Fear of Failure Mindset Limits Opportunities to Innovate

Craig Morgan
Head of Marketing, Study Startup

Virtually all leaders believe that to stay competitive, their enterprises must learn and improve every day. Learning comes from failure, from earned experience. The 'fear of failure' mindset limits opportunities to innovate.

While many life science vendors espouse the popular promises of reductions in cycle times, improved collaboration and operational oversights in study startup, only a rare few can deliver.

With pharmaceutical and CRO organizations steadfastly focused on success at all costs this realization is often overlooked to the detriment of their performance when selecting vendor partners. In-depth industry experience and a willingness to learn and innovate, are therefore essential factors to be considered during the vendor selection process.

Embrace a culture of continuous improvement and discovery

Collaborative strategic partnerships between sponsors and CROs are essential for tacking the treacherous study startup journey, our learnings include:

  • Establish trust early: Central to establishing trust is to integrate stakeholders early in the decision-making process. It's all about accountability, transparency, and communications.
  • Solicit feedback from all stakeholders impacted by the technology: This allows for mutual buy-in and helps with change management, which can dramatically increase the likelihood of the technology being effectively utilized after deployment.
  • Jointly manage responsibilities and change: Proper on-boarding is essential for the adoption of any new technology, preparing the clinical operations team for the inevitable changes requires in-depth training and around the clock support.
  • Go deep: Take the time to have a deep understanding of the processes, challenges, concerns and potential resistance. Automated workflows need to be customized to the sponsor/CRO SOPs, these extend beyond country-specific regulatory requirements and ensure overall compliance. Properly configured workflows that automatically guides the execution of activities will ensure a streamlined flow of documents and gains in operational efficiencies.
  • Capture and share insights: The true benefits from automation come from the actionable insights they delivery as a result of transparency into processes. Real-time data proves an opportunity to highlight and prioritize processes ripe for optimization.
  • Think globally, lead responsibly: Regulatory and ethical submissions differ between countries, necessitating replicated tasks for each specific country. It’s crucial to automate these workflows so that mistakes are minimized and that resources can be efficiently utilized.

The road ahead

Just as stakeholders are embracing technology to drive process improvement, major regulatory agencies are promoting these efforts, as well. The Food and Drug Administration (FDA) and the European Medicines Agency (EMA) have released documents on greater acceptance of technology early in the clinical trials process as it relates to risk-based monitoring. The FDA guidance encourages sponsors to take advantage of the innovations in technology to enhance protection of human subjects and for better study oversight and conduct of clinical trials. The EMA Reflection Paper cites the importance of systematic use of information to identify risks, which includes data from electronic tools such as EDC, interactive voice response systems (IVRS), and electronic case report forms.

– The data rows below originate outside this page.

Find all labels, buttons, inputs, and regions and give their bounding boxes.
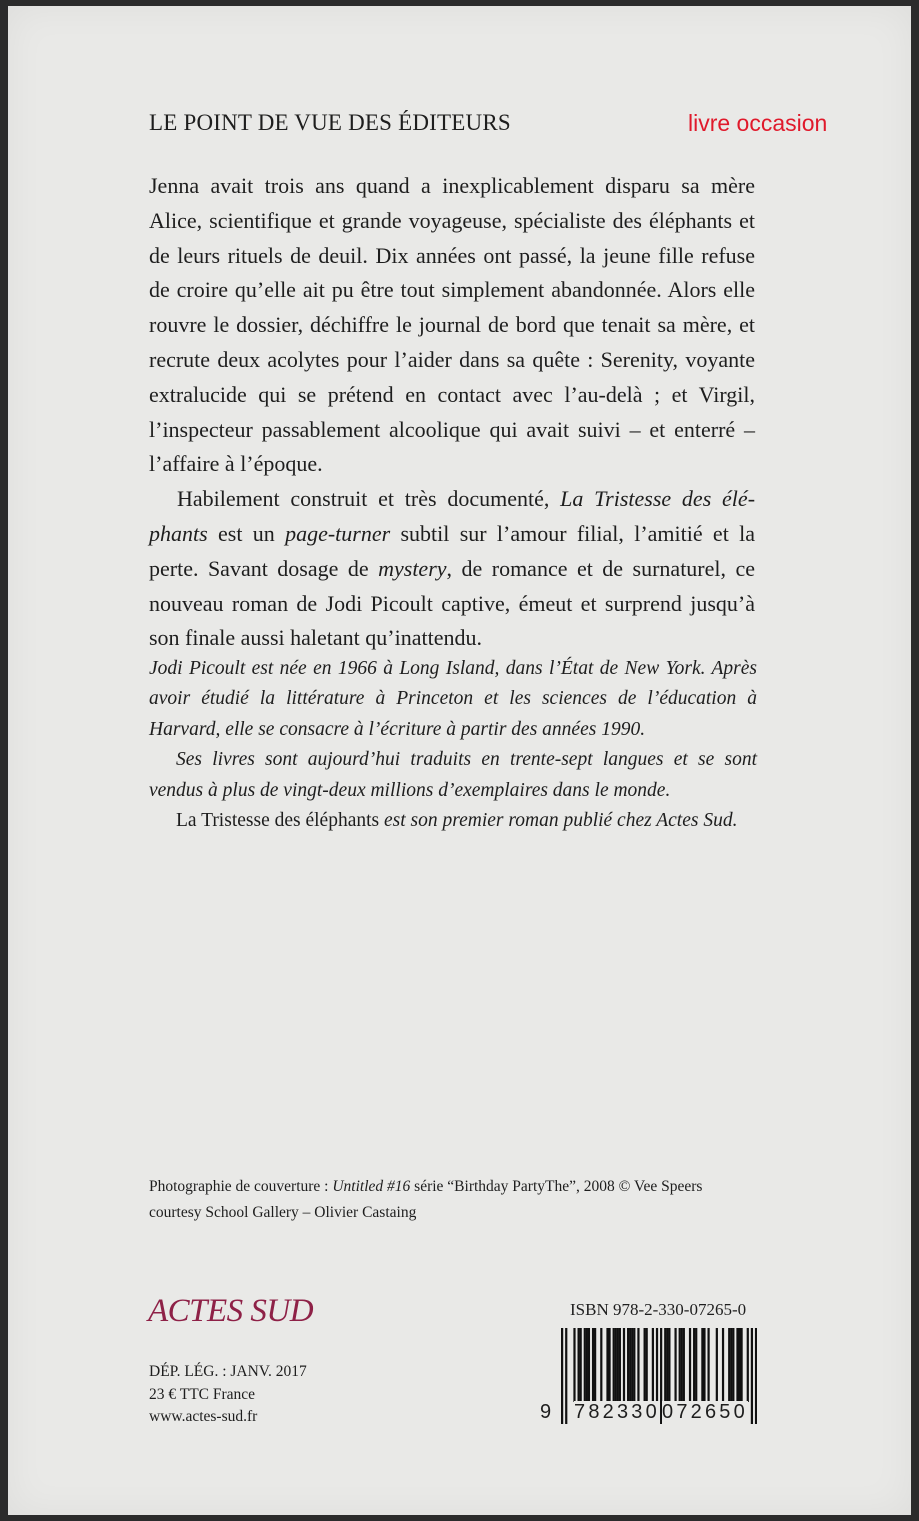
barcode-bar (736, 1328, 738, 1402)
barcode-bar (722, 1328, 724, 1402)
legal-deposit: DÉP. LÉG. : JANV. 2017 (149, 1363, 307, 1380)
bio-paragraph-3 (149, 806, 757, 836)
barcode-bar (751, 1328, 753, 1424)
barcode-bar (666, 1328, 668, 1402)
credits-line-1 (149, 1174, 799, 1200)
bio-paragraph-1: Jodi Picoult est née en 1966 à Long Island, dans l’État de New York. Après avoir étudié la littérature à Princeton et les sciences de l’éducation à Harvard, elle se consacre à l’écriture à partir des années 1990. (149, 658, 757, 740)
price: 23 € TTC France (149, 1385, 256, 1403)
photo-title: Untitled #16 (332, 1178, 411, 1195)
barcode-digits-left: 782330 (574, 1401, 660, 1423)
credits-text: Photographie de couverture : (149, 1178, 333, 1195)
barcode-bar (619, 1328, 621, 1402)
barcode-bar (747, 1328, 749, 1402)
barcode-bar (561, 1328, 563, 1424)
barcode-bar (738, 1328, 740, 1402)
barcode-bar (586, 1328, 588, 1402)
barcode-bar (615, 1328, 617, 1402)
publisher-summary (149, 169, 755, 656)
bio-paragraph-2: Ses livres sont aujourd’hui traduits en trente-sept langues et se sont vendus à plus de vingt-deux millions d’exemplaires dans le monde. (149, 749, 757, 801)
publisher-logo: ACTES SUD (148, 1293, 314, 1329)
barcode-bar (584, 1328, 586, 1402)
barcode-bar (664, 1328, 666, 1402)
barcode-bar (674, 1328, 676, 1402)
barcode-bar (600, 1328, 602, 1402)
barcode-bar (740, 1328, 742, 1402)
barcode-bar (689, 1328, 691, 1402)
barcode-bar (695, 1328, 697, 1402)
barcode-bar (565, 1328, 567, 1424)
section-heading: LE POINT DE VUE DES ÉDITEURS (149, 110, 511, 135)
bio-text: est son premier roman publié chez Actes Sud. (379, 810, 738, 832)
isbn-label: ISBN 978-2-330-07265-0 (570, 1300, 747, 1319)
barcode-bar (683, 1328, 685, 1402)
credits-line-2: courtesy School Gallery – Olivier Castaing (149, 1204, 417, 1221)
book-back-cover (8, 6, 911, 1515)
summary-text: , de romance et de surnaturel, ce nouveau roman de Jodi Picoult captive, émeut et surprend jusqu’à son finale aussi haletant qu’inattendu. (149, 555, 756, 651)
barcode-bar (652, 1328, 654, 1402)
italic-term: mystery (378, 555, 447, 581)
barcode-bar (755, 1328, 757, 1424)
author-bio (149, 654, 757, 836)
credits-text: série “Birthday PartyThe”, 2008 © Vee Speers (410, 1178, 703, 1195)
barcode-bar (629, 1328, 631, 1402)
summary-text: Habilement construit et très documenté, (177, 486, 561, 512)
barcode-bar (588, 1328, 590, 1402)
book-title: La Tristesse des éléphants (176, 810, 380, 832)
barcode-bar (578, 1328, 580, 1402)
barcode-bar (633, 1328, 635, 1402)
barcode-bar (693, 1328, 695, 1402)
barcode-bar (608, 1328, 610, 1402)
barcode-bar (703, 1328, 705, 1402)
summary-paragraph-1: Jenna avait trois ans quand a inexplicablement disparu sa mère Alice, scientifique et grande voyageuse, spécialiste des éléphants et de leurs rituels de deuil. Dix années ont passé, la jeune fille refuse de croire qu’elle ait pu être tout simplement abandonnée. Alors elle rouvre le dossier, déchiffre le journal de bord que tenait sa mère, et recrute deux acolytes pour l’aider dans sa quête : Serenity, voyante extralucide qui se prétend en contact avec l’au-delà ; et Virgil, l’inspecteur passablement alcoolique qui avait suivi – et enterré – l’affaire à l’époque. (149, 173, 755, 477)
barcode-bar (646, 1328, 648, 1402)
website: www.actes-sud.fr (149, 1408, 258, 1425)
barcode-bar (716, 1328, 718, 1402)
barcode-bar (573, 1328, 575, 1402)
barcode-bar (668, 1328, 670, 1402)
barcode-bar (613, 1328, 615, 1402)
summary-text: subtil sur l’amour filial, l’amitié et la perte. Savant dosage de (149, 520, 755, 581)
legal-info (149, 1361, 307, 1429)
barcode-bar (644, 1328, 646, 1402)
barcode-bar (732, 1328, 734, 1402)
summary-text: est un (207, 520, 286, 546)
barcode-bar (707, 1328, 709, 1402)
barcode-bar (617, 1328, 619, 1402)
photo-credits (149, 1174, 799, 1226)
barcode-bar (681, 1328, 683, 1402)
barcode-digits-right: 072650 (662, 1401, 748, 1423)
barcode-bar (580, 1328, 582, 1402)
barcode-bar (627, 1328, 629, 1402)
barcode-bar (701, 1328, 703, 1402)
barcode-digit-first: 9 (540, 1401, 552, 1423)
italic-term: page-turner (285, 520, 391, 546)
barcode-bar (592, 1328, 594, 1402)
barcode-bar (631, 1328, 633, 1402)
barcode-bar (594, 1328, 596, 1402)
used-book-tag: livre occasion (688, 110, 828, 136)
summary-paragraph-2 (149, 482, 755, 656)
barcode-bar (728, 1328, 730, 1402)
barcode-bar (679, 1328, 681, 1402)
barcode-bar (623, 1328, 625, 1402)
barcode-bar (730, 1328, 732, 1402)
barcode-bar (606, 1328, 608, 1402)
book-title: La Tristesse des éléphants (149, 486, 756, 546)
barcode-bar (637, 1328, 639, 1402)
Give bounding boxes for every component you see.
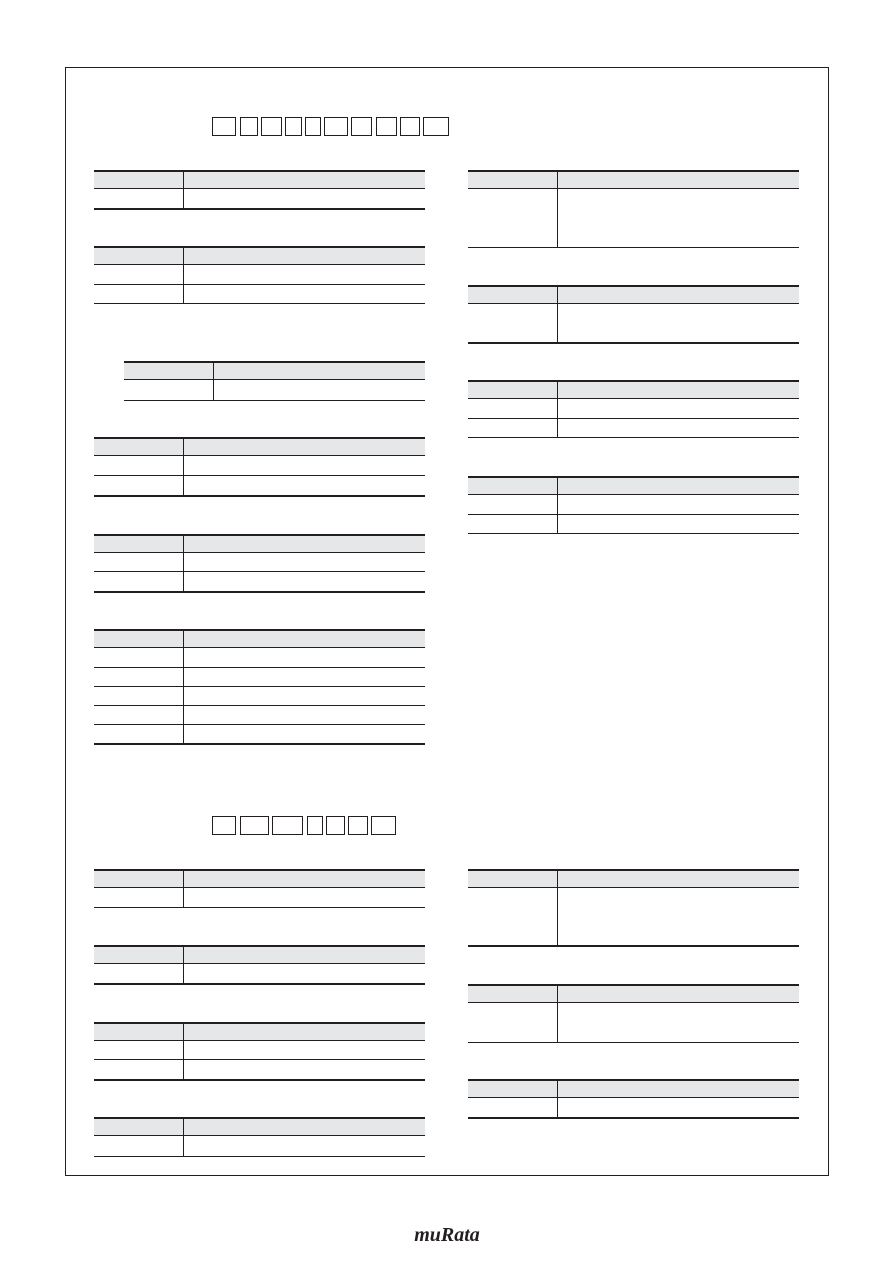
code-box [240,816,269,835]
table-header [468,170,799,189]
table-row [94,1060,425,1081]
table-header [94,1022,425,1041]
code-table [468,476,799,534]
table-row [94,725,425,745]
code-box [348,816,368,835]
table-header [124,361,425,380]
code-table [94,246,425,304]
table-header [468,380,799,399]
code-table [94,1022,425,1081]
code-box [371,816,396,835]
code-table [468,869,799,947]
table-row [94,888,425,908]
table-row [468,1098,799,1119]
table-row [94,456,425,476]
code-table [468,380,799,438]
code-table [94,534,425,593]
code-box [212,117,236,136]
code-table [94,170,425,210]
code-table [124,361,425,401]
code-table [468,984,799,1043]
code-box [240,117,258,136]
table-row [468,189,799,248]
table-row [94,668,425,687]
murata-logo-mark [402,1222,492,1248]
code-table [468,285,799,344]
table-row [468,495,799,515]
code-box [272,816,303,835]
code-table [468,170,799,248]
table-row [468,1003,799,1043]
table-row [94,1041,425,1060]
table-row [468,304,799,344]
table-row [94,687,425,706]
table-header [94,945,425,964]
code-box [324,117,348,136]
table-row [94,648,425,668]
table-header [468,984,799,1003]
table-header [94,246,425,265]
code-table [94,437,425,497]
table-row [94,285,425,304]
table-header [94,869,425,888]
table-row [94,964,425,985]
code-box [400,117,420,136]
code-table [94,869,425,908]
table-row [124,380,425,401]
table-header [468,869,799,888]
table-header [468,285,799,304]
table-row [94,553,425,572]
logo-text: muRata [413,1224,480,1246]
table-row [94,476,425,497]
table-row [468,419,799,438]
table-row [94,706,425,725]
table-row [94,265,425,285]
code-box [305,117,321,136]
table-row [94,572,425,593]
table-row [468,515,799,534]
table-header [468,476,799,495]
table-header [94,534,425,553]
table-row [94,1136,425,1157]
code-table [94,945,425,985]
code-box [423,117,449,136]
code-table [94,1117,425,1157]
code-box [307,816,323,835]
table-header [94,170,425,189]
code-box [261,117,282,136]
part-number-code-boxes-2 [212,816,396,835]
code-table [94,629,425,745]
table-row [468,399,799,419]
code-box [351,117,372,136]
code-box [376,117,397,136]
murata-logo [0,1222,893,1253]
table-header [94,437,425,456]
code-box [326,816,345,835]
table-header [468,1079,799,1098]
table-header [94,1117,425,1136]
table-header [94,629,425,648]
table-row [94,189,425,210]
code-table [468,1079,799,1119]
code-box [285,117,302,136]
code-box [212,816,236,835]
table-row [468,888,799,947]
part-number-code-boxes-1 [212,117,449,136]
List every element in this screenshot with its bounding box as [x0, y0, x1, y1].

A major follow-up to these regulatory documents is the International Conference on Harmonisation – Good Clinical Practice Guideline (ICH-GCP) E6(R2) guideline, combines the risk- and quality- based principles described in the FDA and EMA guidance’s. Its purpose is to draw attention to the increasing complexity of clinical trials, and how the ongoing evolution in technology allows for more efficient quality management and risk assessment, starting with study startup. 

To align with recommendations in these regulatory guidance’s, industry leaders have been transitioning away from their Excel spreadsheets, and toward custom-built study startup applications that provide project management functionality. 

They are gaining ground with stakeholders anxious to shorten timelines and rein in costs, all in an effort to speed sought-after therapies to patients around the globe — giving way to transparency, operational improvements, and greater collaboration from the very start.